Two weeks ago, BIMCO argued that – from an economic perspective - when China sneezes, we all catch the flu. Since the SARS outbreak in 2003, the global economy has become much more interlinked with China and the Chinese economy has grown to become the second largest in the world.
While hard facts and reliable data are in high demand, they are in short supply, nevertheless it’s time for a more thorough diagnosis on how this affects the global shipping industry.
The coronavirus outbreak coincided with the Lunar New Year, which led to nation-wide extensions of the holiday. However, even with the passing of the holiday extensions, large parts of China remain closed. For every week that large parts of China are impacted by the outbreak, it becomes more difficult to reach the annual GDP growth target of 6%.
At the very least, the first quarter of 2020 will mark a significant economic contraction compared to the last. As China gradually recovers, so will economic growth get back and shipping demand start to lift freight rates out of the current doldrums.

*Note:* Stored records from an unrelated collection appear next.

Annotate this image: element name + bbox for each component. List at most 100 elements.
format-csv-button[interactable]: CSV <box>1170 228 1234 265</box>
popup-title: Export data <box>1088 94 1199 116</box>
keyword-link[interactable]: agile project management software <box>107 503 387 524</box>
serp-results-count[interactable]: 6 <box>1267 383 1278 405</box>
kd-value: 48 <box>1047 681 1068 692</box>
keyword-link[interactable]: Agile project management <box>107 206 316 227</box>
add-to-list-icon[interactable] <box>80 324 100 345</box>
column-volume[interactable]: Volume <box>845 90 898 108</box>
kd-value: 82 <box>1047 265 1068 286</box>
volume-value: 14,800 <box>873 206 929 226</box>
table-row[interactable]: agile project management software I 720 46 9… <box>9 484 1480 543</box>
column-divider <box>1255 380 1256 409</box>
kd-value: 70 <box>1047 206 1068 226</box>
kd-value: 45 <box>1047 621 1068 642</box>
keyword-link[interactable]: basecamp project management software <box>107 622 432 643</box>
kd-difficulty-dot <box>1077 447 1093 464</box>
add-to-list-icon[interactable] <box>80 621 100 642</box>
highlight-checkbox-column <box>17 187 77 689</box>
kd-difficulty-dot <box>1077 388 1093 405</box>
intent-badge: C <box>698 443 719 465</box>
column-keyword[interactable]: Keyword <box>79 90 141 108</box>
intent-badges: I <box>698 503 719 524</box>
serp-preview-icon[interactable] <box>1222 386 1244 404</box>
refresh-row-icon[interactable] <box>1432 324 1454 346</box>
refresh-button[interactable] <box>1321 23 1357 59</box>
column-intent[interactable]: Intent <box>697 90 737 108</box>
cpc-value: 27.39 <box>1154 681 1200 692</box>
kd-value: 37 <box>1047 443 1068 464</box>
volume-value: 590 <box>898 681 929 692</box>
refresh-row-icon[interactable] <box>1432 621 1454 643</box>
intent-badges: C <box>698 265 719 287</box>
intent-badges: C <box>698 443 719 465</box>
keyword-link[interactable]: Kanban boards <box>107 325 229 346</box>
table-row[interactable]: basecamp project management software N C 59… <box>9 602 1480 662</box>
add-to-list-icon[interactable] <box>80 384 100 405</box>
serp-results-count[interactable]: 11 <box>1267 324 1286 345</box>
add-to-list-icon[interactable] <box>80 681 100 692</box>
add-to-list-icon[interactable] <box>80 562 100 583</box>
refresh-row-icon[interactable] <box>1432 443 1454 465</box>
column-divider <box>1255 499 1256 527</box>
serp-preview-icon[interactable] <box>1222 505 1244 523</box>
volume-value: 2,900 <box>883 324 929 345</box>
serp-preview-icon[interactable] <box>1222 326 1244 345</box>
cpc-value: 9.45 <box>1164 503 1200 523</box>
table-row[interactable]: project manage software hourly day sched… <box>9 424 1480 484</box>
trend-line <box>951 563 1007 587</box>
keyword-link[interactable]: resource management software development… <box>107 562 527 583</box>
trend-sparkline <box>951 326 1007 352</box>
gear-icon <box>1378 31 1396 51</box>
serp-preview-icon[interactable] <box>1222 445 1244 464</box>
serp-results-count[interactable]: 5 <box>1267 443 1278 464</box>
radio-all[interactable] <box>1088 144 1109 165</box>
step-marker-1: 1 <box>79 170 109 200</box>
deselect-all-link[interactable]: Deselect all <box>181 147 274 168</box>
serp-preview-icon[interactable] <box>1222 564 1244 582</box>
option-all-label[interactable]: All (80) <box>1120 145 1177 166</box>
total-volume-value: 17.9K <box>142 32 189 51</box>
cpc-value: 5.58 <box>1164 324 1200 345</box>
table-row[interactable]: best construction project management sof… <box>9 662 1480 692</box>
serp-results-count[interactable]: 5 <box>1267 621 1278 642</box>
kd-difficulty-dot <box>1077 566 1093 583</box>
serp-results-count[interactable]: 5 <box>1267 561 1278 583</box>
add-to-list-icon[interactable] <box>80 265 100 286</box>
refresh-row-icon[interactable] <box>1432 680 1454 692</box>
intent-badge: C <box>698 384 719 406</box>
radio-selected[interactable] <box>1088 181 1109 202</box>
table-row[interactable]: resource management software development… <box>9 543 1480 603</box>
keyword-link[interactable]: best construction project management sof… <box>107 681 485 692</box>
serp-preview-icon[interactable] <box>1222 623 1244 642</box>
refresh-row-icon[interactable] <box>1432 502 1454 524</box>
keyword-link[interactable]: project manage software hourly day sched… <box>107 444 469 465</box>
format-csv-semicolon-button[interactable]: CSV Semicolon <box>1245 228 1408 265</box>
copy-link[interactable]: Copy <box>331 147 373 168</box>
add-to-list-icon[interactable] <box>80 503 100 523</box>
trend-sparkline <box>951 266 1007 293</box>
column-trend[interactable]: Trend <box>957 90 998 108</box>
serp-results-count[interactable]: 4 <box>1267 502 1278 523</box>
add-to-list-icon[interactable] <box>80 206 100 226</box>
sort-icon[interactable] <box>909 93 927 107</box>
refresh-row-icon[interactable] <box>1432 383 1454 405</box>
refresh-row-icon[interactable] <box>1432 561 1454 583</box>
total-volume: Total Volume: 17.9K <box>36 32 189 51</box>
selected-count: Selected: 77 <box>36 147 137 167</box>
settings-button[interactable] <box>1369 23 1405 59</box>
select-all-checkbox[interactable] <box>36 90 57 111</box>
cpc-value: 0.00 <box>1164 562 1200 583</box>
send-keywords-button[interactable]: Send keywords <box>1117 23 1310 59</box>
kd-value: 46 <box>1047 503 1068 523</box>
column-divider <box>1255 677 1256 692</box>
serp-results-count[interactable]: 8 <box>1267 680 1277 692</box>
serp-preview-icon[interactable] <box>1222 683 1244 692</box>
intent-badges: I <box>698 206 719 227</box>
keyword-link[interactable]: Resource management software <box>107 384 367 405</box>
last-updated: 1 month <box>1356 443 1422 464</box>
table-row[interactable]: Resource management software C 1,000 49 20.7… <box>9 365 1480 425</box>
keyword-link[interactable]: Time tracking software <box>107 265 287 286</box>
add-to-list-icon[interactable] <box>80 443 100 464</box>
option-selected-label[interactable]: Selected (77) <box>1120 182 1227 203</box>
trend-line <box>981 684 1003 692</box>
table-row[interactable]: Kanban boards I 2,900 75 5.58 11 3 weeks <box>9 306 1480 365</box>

Limiting the virus’ spread and ensuring economic growth is a balancing act that seems difficult to pull off, but the Chinese government remain steadfast in the quest to ensure economic growth in line with the stated target. To dampen the economic impact the People’s Bank of China has recently implemented fiscal stimulus through interest rate cuts and reverse repo operations to maintain adequate liquidity in the banking system.
The virus itself and economic slowdown has been centered in China so far, but global supply chains have started to feel the ramifications of the widespread Chinese shutdown. Nations heavily reliant on trade with China, such as Singapore and Japan, have issued recession warnings and the coronavirus could also have a macroeconomic impact on advanced economies in the west.
The outbreak comes at one of the worst times for the shipping industry, which is currently struggling with the additional fuel costs from IMO 2020 and the switch to low-sulfur fuels.
Container shipping is inextricably tied to China with the main trade lanes, namely and China-Europe and China-North America, linking China’s manufacturing capabilities with the rest of the world. Now, the entire logistics chain is being disrupted.
The blanked sailings have partially safeguarded the freight rates from the coronavirus with the composite SCFI index, dropping a modest 93 index points from 981.19 on 23 January to 887.72 index points on 14 February 2020. However, the blanked sailings will only fend off the downward pressure for so long.
The virus will tighten its grip on the container market at different paces. The intra-Asian market will be the first to feel the blow with fewer semi-finished goods, such as parts used in car manufacturing, being transported to manufacturers in nearby countries like South Korea and Japan. Should the regional manufacturers slow production due to supply shortages, the long-haul trades will soon hereafter start to feel the pressure.